The notorious tow-lot video featuring ESPN reporter Britt McHenry has sparked plenty of strong reactions among media and fans. According to TMZ (via TheBigLead.com), strong reactions have occurred within ESPN, too.
Multiple employees of the four-letter network reportedly think McHenry should be and/or will be fired in the aftermath of her four-letter, mean-spirited, I’m-better-than-you rant caught on video — and on audio — at an undisclosed location at an unknown date and time.
Suspended for a week by ESPN, some unnamed co-workers think McHenry eventually will be suspended for good. Regardless of how this plays out, let’s take an opportunity on a somewhat slow Sunday to take a closer look at some of the risks raised by taking employment action against someone for an incident occurring beyond the boundaries of his or her employment.
There’s a saying in the legal profession that bad facts make bad law. In other words, when something happens that cries out for a specific outcome, the rules can get twisted to lead to that outcome without regard to the precedent it sets. In this specific case, the precedent possibly becomes that anything an on-air employee at ESPN says or does while off the clock can be the basis for discipline or discharge, even without behavior that would result in an arrest.
Should that be the standard for any employee? I’ve argued for years that the NFL shouldn’t reach into the urine of a player to determine whether he is or isn’t smoking marijuana or using other recreational drugs that don’t enhance performance. Why should ESPN be able to impose discipline based whether an on-air employee treats another person rudely while not at work?
And what amounts to rude behavior? Refusing to sign an autograph? Not leaving enough of a tip at a restaurant? Bumping into someone without saying, “Excuse me”?
Yes, McHenry played the “I’m in the news” card, but she never said she works for ESPN and there’s no reason to believe she was working for ESPN at the time she made those remarks. Does every ESPN on-air employee now have to worry about anything and everything they say in any setting, even when they’re not working?
On one hand, if ESPN employees don’t treat other people the way McHenry treated the person behind the counter at the tow lot, it won’t be a problem. On the other hand, why does any employer have the right to take action against someone for something they did on their own time when that behavior has no relevance to the person’s job performance?

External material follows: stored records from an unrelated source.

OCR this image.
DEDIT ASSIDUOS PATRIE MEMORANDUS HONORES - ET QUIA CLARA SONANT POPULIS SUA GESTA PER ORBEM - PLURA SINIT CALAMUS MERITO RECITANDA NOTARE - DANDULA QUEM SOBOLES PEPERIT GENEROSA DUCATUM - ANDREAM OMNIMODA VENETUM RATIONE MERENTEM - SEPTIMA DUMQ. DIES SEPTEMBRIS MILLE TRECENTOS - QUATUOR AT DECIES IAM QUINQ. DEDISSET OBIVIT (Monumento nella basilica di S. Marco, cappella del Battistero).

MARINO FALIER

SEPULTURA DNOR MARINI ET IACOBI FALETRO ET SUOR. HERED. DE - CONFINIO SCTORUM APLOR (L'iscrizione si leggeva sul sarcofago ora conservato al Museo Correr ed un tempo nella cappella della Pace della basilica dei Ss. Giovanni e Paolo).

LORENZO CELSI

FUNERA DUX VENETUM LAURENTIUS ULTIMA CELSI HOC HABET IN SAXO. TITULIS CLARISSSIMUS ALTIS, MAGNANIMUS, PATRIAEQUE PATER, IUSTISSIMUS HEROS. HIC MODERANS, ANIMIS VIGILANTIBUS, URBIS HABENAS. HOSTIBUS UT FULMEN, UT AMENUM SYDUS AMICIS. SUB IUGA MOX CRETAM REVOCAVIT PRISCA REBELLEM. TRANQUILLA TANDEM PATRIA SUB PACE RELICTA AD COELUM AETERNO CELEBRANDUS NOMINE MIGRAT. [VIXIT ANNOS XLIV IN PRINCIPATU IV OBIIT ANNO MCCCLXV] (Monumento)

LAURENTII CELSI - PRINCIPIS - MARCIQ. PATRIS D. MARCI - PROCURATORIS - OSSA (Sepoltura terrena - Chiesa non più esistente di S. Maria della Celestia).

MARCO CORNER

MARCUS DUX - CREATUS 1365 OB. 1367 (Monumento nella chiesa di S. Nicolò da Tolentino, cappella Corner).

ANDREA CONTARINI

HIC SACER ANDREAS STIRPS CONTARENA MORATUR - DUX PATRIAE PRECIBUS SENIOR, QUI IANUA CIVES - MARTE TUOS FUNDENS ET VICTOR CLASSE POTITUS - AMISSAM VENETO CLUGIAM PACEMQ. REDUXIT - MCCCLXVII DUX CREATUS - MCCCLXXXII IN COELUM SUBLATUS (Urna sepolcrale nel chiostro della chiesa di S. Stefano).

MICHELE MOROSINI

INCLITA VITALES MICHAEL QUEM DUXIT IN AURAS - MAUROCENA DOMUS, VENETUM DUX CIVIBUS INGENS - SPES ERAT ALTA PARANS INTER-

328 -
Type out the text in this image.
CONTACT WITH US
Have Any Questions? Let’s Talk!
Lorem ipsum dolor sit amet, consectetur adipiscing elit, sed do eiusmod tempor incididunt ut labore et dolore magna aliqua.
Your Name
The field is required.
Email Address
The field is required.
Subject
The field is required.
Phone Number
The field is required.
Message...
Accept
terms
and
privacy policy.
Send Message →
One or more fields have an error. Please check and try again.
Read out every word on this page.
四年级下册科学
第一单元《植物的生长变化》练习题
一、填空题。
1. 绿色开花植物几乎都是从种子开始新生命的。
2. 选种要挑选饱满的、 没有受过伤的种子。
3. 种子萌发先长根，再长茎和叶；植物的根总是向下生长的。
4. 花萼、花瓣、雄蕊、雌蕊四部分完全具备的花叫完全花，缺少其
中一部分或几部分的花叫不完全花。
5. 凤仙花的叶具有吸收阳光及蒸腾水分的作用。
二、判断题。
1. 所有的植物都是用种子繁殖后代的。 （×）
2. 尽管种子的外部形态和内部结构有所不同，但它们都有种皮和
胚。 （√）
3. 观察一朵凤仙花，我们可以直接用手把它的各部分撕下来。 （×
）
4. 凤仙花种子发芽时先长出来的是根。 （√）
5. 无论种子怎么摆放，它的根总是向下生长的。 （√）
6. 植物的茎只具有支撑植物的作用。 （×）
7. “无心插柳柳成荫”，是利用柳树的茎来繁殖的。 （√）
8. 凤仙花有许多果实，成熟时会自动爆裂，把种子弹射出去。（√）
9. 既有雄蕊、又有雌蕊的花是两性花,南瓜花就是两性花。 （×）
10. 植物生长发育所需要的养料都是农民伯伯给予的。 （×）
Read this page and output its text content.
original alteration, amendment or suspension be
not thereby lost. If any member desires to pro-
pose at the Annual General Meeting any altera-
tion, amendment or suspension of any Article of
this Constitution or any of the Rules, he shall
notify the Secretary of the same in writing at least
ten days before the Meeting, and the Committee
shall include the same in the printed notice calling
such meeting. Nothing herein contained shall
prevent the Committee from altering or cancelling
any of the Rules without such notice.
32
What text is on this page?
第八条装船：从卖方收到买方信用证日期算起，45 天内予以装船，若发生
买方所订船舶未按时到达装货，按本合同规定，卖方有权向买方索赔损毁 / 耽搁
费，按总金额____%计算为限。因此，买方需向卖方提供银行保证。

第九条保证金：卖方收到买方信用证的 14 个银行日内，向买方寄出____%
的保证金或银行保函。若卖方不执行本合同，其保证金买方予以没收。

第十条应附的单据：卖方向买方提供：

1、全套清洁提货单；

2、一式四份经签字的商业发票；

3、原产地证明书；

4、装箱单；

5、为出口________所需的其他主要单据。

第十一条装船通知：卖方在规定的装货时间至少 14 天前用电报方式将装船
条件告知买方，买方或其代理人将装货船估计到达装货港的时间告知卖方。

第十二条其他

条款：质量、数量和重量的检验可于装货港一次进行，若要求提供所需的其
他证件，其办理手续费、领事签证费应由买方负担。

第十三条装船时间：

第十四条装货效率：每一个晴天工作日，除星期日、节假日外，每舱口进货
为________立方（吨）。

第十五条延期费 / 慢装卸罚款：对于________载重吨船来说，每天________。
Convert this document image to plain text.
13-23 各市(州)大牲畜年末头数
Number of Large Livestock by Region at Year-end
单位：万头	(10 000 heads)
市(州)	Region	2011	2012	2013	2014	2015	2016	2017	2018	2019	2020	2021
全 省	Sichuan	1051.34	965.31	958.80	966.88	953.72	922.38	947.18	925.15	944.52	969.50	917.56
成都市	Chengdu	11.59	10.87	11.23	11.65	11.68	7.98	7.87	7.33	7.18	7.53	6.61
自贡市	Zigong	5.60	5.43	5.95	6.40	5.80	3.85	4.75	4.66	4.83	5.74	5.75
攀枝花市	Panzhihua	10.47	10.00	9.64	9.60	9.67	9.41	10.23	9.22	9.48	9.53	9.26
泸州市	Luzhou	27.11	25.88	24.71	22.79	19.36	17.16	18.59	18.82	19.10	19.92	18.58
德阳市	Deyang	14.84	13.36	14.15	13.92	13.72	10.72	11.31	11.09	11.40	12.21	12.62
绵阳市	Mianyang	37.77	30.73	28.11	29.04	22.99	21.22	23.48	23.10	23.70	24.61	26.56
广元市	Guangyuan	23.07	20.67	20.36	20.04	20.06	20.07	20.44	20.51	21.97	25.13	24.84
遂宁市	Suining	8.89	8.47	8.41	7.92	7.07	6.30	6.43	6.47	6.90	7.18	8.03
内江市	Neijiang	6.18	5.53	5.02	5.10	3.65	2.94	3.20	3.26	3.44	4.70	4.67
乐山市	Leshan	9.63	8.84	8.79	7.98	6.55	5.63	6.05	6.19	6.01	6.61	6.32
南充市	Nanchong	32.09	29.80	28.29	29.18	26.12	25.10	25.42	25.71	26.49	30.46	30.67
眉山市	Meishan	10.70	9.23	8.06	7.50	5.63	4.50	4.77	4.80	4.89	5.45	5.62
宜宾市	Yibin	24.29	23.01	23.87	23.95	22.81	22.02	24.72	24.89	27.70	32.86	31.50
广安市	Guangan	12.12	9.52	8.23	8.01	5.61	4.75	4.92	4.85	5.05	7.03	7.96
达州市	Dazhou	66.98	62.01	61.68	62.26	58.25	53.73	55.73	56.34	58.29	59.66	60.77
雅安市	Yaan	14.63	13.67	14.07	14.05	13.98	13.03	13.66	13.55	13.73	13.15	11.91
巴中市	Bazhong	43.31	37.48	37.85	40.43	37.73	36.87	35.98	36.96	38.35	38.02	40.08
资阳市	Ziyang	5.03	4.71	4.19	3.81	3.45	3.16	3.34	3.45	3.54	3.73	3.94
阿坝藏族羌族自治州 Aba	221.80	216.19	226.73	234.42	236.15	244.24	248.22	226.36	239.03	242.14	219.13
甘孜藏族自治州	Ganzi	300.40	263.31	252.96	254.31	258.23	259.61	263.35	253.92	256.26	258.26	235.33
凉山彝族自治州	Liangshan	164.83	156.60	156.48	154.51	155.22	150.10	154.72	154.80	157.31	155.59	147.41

There’s also the question of whether McHenry knew her words were being recorded. While it doesn’t excuse the behavior, surveillance cameras typically capture only video and not audio because the recording of audio amounts to a potential wiretapping violation. Even in a jurisdiction where only one party must consent to the conversation being record (in this case, the tow-lot employee), a private conversation between two people at the counter while the tow-lot employee was away from the window would potentially violate the law. In McHenry’s case, the original video was presented in a way that suggests she saw the camera before saying some of the worst things she said; if she had no reason to believe the camera also had a microphone, her decision to continue with the tirade after spotting the camera becomes a bit less confusing.
Again, none of this makes her conduct acceptable. The real question becomes whether the disclosure of the audio and the ensuing embarrassment is punishment enough, or whether ESPN has the ability to take action against her for something that happened away from work. The audience can choose not to like or respect her; is that sufficient (absent evidence of widespread channel-changing when she appears on screen) to justify taking her off the air?
Then there are the notorious Chris Berman on-set but off-air videos. From a profanity-laced rant against the crew for moving around while he was on the air to an extended explanation of how to smuggle codeine from Canada to creepy flirtations with a female colleague, Berman never faced any scrutiny or discipline when comments he made appeared online. While he never singled out any one person for demeaning comments, Berman’s behavior happened while he was on the clock for ESPN. McHenry’s didn’t.
There’s no easy answer to this one. Regardless of whether McHenry deserves to be heavily criticized for her comments to the tow-lot employee (and the court of public opinion has concluded that she does), the question of whether she deserves to be suspended or eventually fired by ESPN becomes far more complicated when considering how the precedent will apply going forward — and when contemplating how this standard would have or should have applied in past cases of recorded comments made by other ESPN employees under circumstances far more closely connected to the employment relationship.